Type 2 Diabetes Linked to Difficulties With Mental Tasks
WebMD News Archive
Although the study was not designed to determine how diabetes might affect the brain, the researchers were able to rule out some other factors that are often associated with aging or with diabetes, such as blood vessel narrowing that could lead to decreased blood flow to the brain or stroke, high blood pressure, or depression.
"From a research point of view, it makes us think about what is the link between diabetes and cognitive function," David A. Bennett, MD, tells WebMD.
Bennett, who wrote an editorial accompanying the study, is with the Rush Alzheimer's Disease Center and department of neurological sciences at Rush-Presbyterian-St. Luke's Medical Center in Chicago. "Why do people with diabetes lose cognitive abilities? The easiest explanation is that diabetes is associated with strokes, but on the other hand, that may not be true. It may actually be related to insulin metabolism and the way the brain deals with insulin and diabetes," he says.

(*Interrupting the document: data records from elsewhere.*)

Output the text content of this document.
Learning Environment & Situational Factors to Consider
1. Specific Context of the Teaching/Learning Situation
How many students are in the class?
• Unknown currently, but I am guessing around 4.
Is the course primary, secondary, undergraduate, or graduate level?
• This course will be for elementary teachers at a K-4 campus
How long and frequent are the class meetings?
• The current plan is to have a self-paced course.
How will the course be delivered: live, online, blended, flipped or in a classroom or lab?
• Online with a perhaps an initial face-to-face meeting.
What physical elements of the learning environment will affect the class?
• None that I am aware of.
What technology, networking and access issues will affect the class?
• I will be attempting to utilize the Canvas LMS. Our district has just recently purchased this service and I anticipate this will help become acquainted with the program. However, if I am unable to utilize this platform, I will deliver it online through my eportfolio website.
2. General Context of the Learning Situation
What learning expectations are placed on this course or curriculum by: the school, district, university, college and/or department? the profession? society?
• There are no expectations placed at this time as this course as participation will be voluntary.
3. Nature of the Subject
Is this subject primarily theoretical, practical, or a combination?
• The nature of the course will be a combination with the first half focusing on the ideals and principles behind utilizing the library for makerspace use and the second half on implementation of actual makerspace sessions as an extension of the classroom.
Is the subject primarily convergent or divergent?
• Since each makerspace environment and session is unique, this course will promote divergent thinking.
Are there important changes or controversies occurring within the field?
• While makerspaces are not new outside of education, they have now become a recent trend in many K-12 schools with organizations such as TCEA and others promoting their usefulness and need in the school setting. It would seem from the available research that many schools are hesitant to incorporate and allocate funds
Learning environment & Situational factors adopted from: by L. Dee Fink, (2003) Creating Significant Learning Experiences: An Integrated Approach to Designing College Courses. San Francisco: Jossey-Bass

Bennett says that because type 2 diabetes is caused by the body's increasing inability to use insulin to process glucose, the major form of sugar in the blood, the disease may somehow alter the ability of individual nerve cells in the brain to store and use glucose. Some brain researchers think that problems with glucose metabolism may cause or contribute to Alzheimer's disease or other forms of dementia.
The study was supported in part by grants from the Public Health Service of the National Institutes of Health.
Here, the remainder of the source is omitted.